When reading Orhan Pamuk's essay "Istanbul, Memories And The City", I noticed he frequently refers to the Turkish word "hüzün", which he says is definitely connected to the spirit of Istanbul. "hüzün" could be translated by "nostalgia" or "melancholy" but it has more to do, with memories of glory days. Definitely when you stroll in the streets of Yenikapi, on the southern side of Topkapi Palace,  you feel the presence of the glorious past of the city while watching the wonderfully decorated, though sometimes falling into pieces, "yalis", those wooden houses built for noble families (photo nearby). Pamuk says that old Istanbulites like to think of themselves as invested of this past which they think will never return. The word "hüzün", coming from Arabic is often used in the Koran to define a feeling of a lost direction after a period of strong beliefs. This last aspect is probably specific to Istanbul. 


In Budapest too, you feel the past as a part of the daily life, when walking in the still bearing WWII bullet holes Art Nouveau buildings or when having a hot bath with friends at Széchenyi (left photo), this wonderful 1913 thermal resort. These places are definitely inspiring for today's Budapest residents as they are signs of their capacity to accomplish great things or stand up during difficult periods of history. At the same time, this past also brings beauty into their daily lives. Among the cities I recently visited, Tbilissi probably bears a specific status. Like Budapest or Shanghai, communist management tried to eradicate the city's specific history. Even the country of Georgia did not exist anymore at that time, being integrated in the Soviet Union and the names of the streets were all changed after Soviet heroes. However, It was not long for Georgian people to come over this episode and find again their identity. Georgian language was officially used again and many deteriorated monuments restored.
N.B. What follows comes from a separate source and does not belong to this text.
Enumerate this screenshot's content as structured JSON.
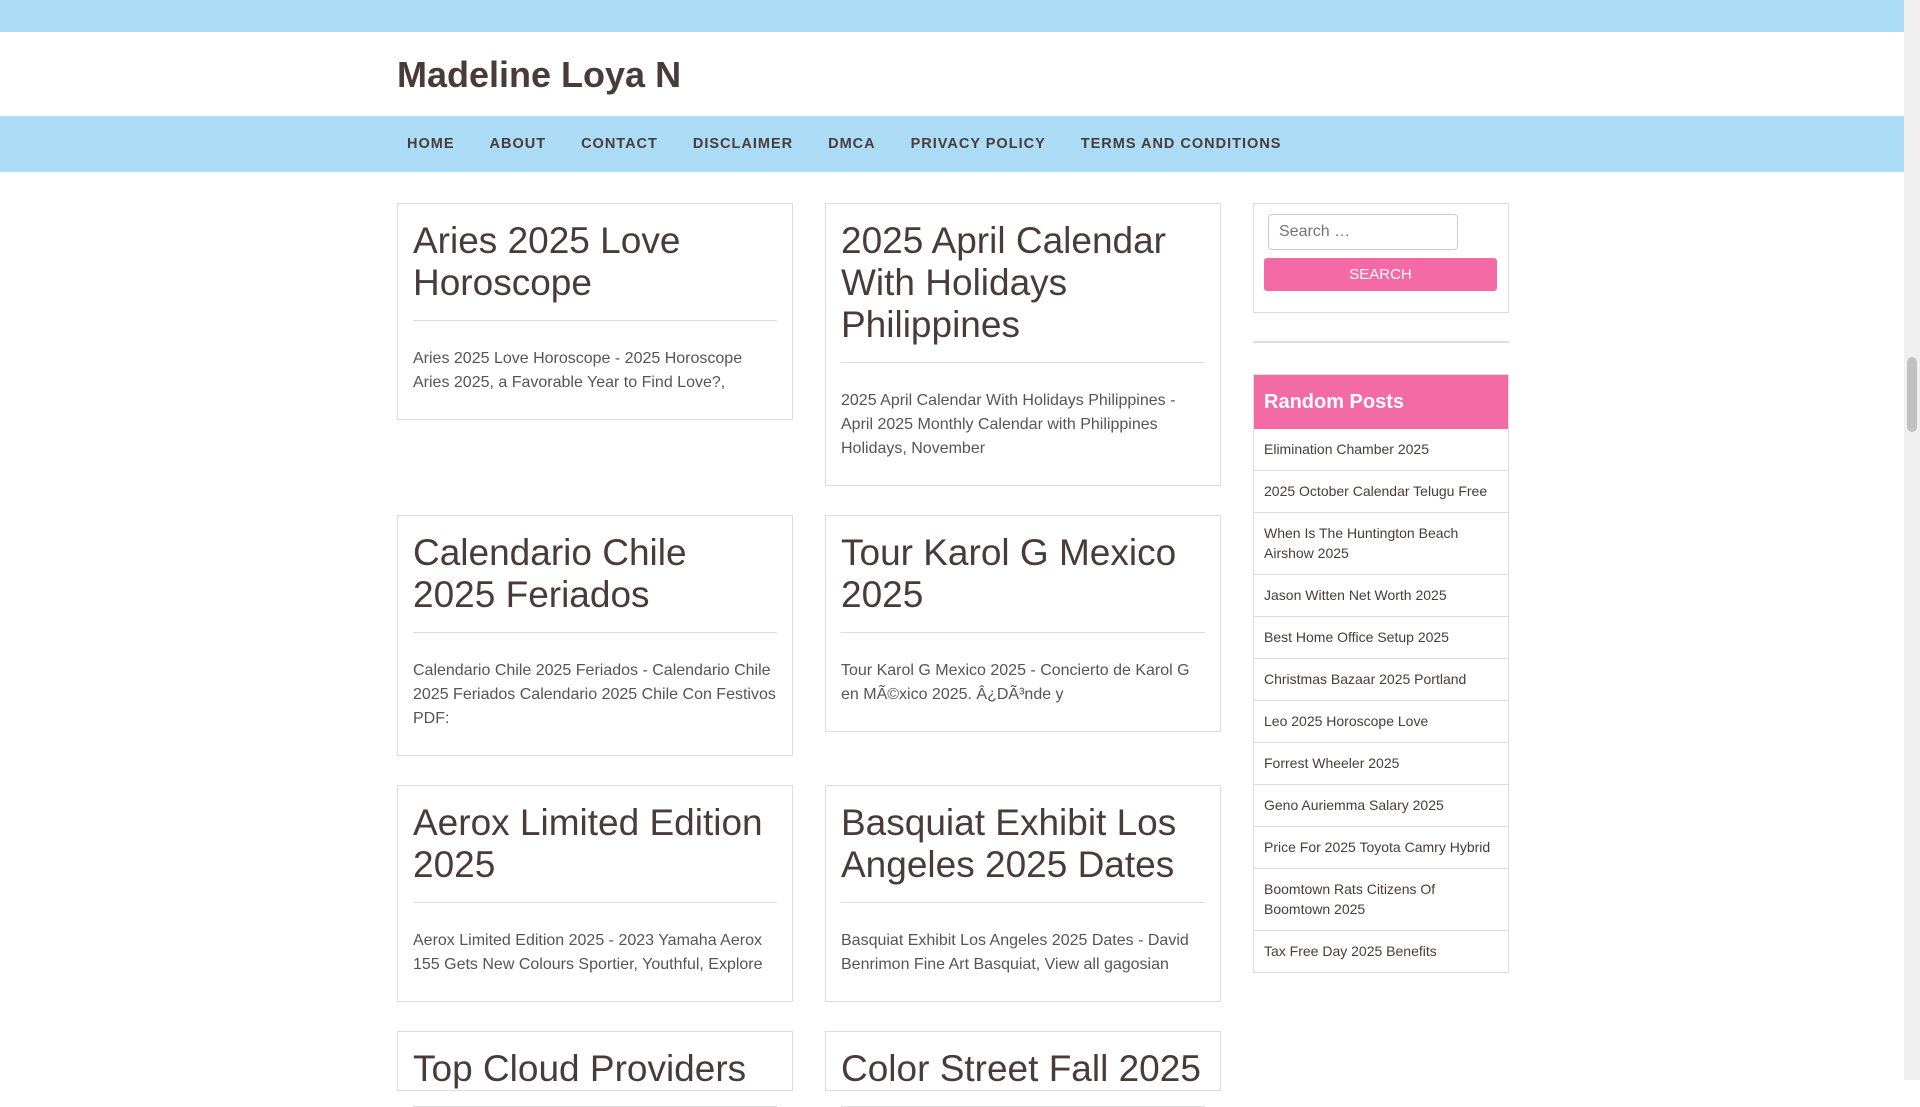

Today's Tibilissi is a confident and endeavoring city, where past, present and future do coexist. Old streets with caravanserails have been turned into pedestrians ones with cafes, open air jazz music, right at the the feet of the sixteen centuries old Nariqala fortress. Close to the oldest bridge in town on which Christians were thrown into the river by the Turks for refusing to convert to Islam, now stands a brand new computer-designed passerelle in the shape of a giant insect! Today, the "soul" of Tbilissi lies in the multiple churches, Armenian or Georgian, synagogues and old style stone houses on the hills as well as in the light and joyful way of life!

Coming back to Shanghai, I can see some dramatic changes, those not always to my taste, but I am still excited to live in a place where past is integrared into present. Peace Hotel on the Bund or Former French School (first photo) on Nanchang Road for exemple bring this old luxury beauty into today's nouveau riches environment. The city infrastructures of course keep improving for the benefit of all but this urban development preserves a large part of the existing historical wonders. Shanghai and the cities I mentioned are outstanding places where the newest trends and fashion can go together well with culture heritage.

So let's enjoy this wonderful feeling of mixture of nostalgia and excitement for modernity. As a good friend of mine who will certainly recognize himself here often puts it, "Nostalgia is not what it used to be"!